A população carcerária quadruplicou, de 10.000 para 40.000. “Foi uma política dura, claro, embora Correa agora a negue”, acrescenta Pontón. Foi criado um novo código penal mais punitivo, os excedentes de petróleo foram investidos na polícia, a polícia foi recompensada pela captura de criminosos de alto perfil e é por isso que os mais procurados acabaram na prisão. Correa concluiu sua gestão com 62% de aprovação e nomeou um sucessor, Lenín Moreno . Ele, que em breve se distanciaria do seu mentor, realizou um plebiscito para intervir no Conselho de Participação Cidadã e criar um Conselho Territorial que auditasse todas as instituições, incluindo o Judiciário.

Pontón marca um antes e um depois daqui em diante. Coincide com o sequestro e assassinato de três jornalistas peruanos do jornal El Comercio por um grupo armado no norte do Equador, que operava em ambos os países. Depois ocorreram ataques terroristas, como a explosão de uma delegacia, que gerou muita comoção. Isso fez com que Moreno afastasse todos os correístas de sua Administração, como o chefe da inteligência e os ministros da Defesa e do Interior. Ele realizou uma reforma abrangente em questões de segurança, muito mais conservadora e mais próxima dos Estados Unidos.

Polícia inspeciona um homem em Guayaquil, nesta sexta-feira.
Polícia inspeciona um homem em Guayaquil, nesta sexta-feira.IVÁN ALVARADO (REUTERS)

Essa não é necessariamente a causa, mas é o começo do que iria acontecer a seguir. Esta população carcerária criou estruturas criminosas que excediam a capacidade dos funcionários. As prisões tornaram-se um barril de pólvora a partir de 2019, quando começaram a ocorrer tumultos. Nos quatro anos seguintes, quase 500 prisioneiros seriam mortos nestes tumultos. A gangue Los Choneros assumiu o controle das principais penitenciárias, aliou-se ao cartel de Sinaloa para exportar cocaína em grande escala para os Estados Unidos e, embora possa parecer contraditório, a partir daí começaram a construir sua rede criminosa. “Moreno nunca levou a sério os massacres. Nunca houve uma intervenção decidida. Na verdade, durante a pandemia, o orçamento penitenciário foi cortado”, lembra Pontón.

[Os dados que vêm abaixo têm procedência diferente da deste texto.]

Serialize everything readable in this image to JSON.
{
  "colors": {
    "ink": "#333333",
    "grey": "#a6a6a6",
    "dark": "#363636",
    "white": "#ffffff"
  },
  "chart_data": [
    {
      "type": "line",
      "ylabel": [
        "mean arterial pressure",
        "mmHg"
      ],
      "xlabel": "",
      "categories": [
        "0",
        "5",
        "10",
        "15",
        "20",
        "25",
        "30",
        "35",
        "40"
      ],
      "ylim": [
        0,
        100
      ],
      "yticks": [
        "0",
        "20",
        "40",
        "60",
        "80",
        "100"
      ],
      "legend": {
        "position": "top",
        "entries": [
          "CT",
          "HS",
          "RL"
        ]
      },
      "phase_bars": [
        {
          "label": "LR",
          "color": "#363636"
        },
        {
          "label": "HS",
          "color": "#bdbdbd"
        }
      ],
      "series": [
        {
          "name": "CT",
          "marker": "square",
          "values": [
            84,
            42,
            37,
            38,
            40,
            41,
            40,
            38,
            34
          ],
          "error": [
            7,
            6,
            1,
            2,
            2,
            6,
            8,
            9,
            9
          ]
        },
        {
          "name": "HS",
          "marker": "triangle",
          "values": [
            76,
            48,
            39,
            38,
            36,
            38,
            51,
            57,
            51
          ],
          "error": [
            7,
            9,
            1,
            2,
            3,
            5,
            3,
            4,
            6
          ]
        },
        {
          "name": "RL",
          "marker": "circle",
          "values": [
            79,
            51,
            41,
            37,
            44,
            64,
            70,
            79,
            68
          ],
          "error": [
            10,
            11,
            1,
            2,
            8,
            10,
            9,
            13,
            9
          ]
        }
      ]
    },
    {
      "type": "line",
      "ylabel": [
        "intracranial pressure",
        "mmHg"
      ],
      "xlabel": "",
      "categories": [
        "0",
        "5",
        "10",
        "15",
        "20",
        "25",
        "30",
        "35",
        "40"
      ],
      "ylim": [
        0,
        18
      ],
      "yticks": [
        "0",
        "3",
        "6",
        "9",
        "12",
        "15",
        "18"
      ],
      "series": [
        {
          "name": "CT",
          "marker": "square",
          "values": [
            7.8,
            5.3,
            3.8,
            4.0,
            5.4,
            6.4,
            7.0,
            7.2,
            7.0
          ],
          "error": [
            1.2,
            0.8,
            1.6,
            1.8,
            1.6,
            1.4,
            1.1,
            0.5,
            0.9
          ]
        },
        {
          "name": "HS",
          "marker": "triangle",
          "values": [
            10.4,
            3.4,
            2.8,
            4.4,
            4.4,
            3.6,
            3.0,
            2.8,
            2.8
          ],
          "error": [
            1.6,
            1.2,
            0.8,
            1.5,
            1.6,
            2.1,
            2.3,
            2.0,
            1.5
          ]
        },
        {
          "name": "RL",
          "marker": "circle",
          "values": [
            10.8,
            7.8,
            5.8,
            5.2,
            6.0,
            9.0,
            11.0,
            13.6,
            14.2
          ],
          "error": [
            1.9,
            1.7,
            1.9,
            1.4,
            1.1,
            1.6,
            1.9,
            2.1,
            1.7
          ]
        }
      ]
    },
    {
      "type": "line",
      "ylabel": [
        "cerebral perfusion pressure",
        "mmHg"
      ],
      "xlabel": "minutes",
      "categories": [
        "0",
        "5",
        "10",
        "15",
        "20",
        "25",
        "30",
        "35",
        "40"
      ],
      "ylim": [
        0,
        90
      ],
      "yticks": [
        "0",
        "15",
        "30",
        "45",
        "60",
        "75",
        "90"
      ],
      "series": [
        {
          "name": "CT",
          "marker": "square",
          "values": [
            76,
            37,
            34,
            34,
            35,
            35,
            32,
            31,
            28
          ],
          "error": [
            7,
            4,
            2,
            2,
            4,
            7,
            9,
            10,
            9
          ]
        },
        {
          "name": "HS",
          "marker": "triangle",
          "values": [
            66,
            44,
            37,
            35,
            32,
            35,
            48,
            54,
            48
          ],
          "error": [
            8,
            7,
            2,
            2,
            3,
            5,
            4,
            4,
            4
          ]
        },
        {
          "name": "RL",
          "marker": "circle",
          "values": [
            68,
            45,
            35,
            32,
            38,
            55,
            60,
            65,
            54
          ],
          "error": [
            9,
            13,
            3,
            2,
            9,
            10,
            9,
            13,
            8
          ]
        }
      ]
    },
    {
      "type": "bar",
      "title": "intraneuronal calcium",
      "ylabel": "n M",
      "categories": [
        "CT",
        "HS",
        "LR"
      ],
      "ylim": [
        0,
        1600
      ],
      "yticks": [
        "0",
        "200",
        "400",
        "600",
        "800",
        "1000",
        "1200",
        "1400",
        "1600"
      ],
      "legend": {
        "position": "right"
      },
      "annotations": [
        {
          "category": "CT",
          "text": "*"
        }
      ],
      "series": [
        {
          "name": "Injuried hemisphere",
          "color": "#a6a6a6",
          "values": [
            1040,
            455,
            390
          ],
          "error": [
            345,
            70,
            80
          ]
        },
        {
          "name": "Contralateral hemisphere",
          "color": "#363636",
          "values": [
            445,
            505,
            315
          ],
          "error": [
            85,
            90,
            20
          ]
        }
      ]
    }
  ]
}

O empresário de direita Guillermo Lasso tornou-se presidente em 2021 com todo o problema em jogo. Diferentes especialistas concordam que a sua política de segurança era errática. As gangues o receberam com um motim com mais de 70 mortos na prisão de Guayaquil. A sensação de decomposição era total. Isso é claramente visto na taxa de homicídios. Passou de seis por 100 mil habitantes em 2019 para 25,6 em 2022. O país tornou-se um enorme necrotério. No ano passado chegou a 45, tornando o Equador um dos lugares mais perigosos do planeta .

Moradores de Guayaquil olham pela porta enquanto a polícia prepara um posto de controle, nesta sexta-feira em Guayaquil.
Moradores de Guayaquil olham pela porta enquanto a polícia prepara um posto de controle, nesta sexta-feira em Guayaquil.IVÁN ALVARADO (REUTERS)

Daniel Noboa , um jovem empresário que está no poder há 60 dias, enfrenta agora a maior crise de todas, aquela causada por gangues criminosas no seu desejo de controlar todos os recursos do Estado. Noboa disse durante a campanha que tinha um plano de combate à insegurança, mas o tempo passou e ele não o implementou, apenas pediu ao exército que patrulhasse as ruas, receita que os presidentes anteriores já tinham aplicado.

Andrea Suárez, diretora de Assuntos Públicos da LLYC, não tem muita certeza de que este seja o caminho a seguir: “Embora isto possa ser entendido como um fator de progresso, a sua eficácia será testada a partir de dois fatores principais: operacionalidade e disponibilidade de recursos. No primeiro caso, a dinâmica de trabalho conjunto entre as Forças Armadas e a inteligência da Polícia Nacional será fundamental, esta não é uma situação comum e lubrificar as engrenagens que lançam um trabalho articulado poderá exigir algum tempo, principalmente.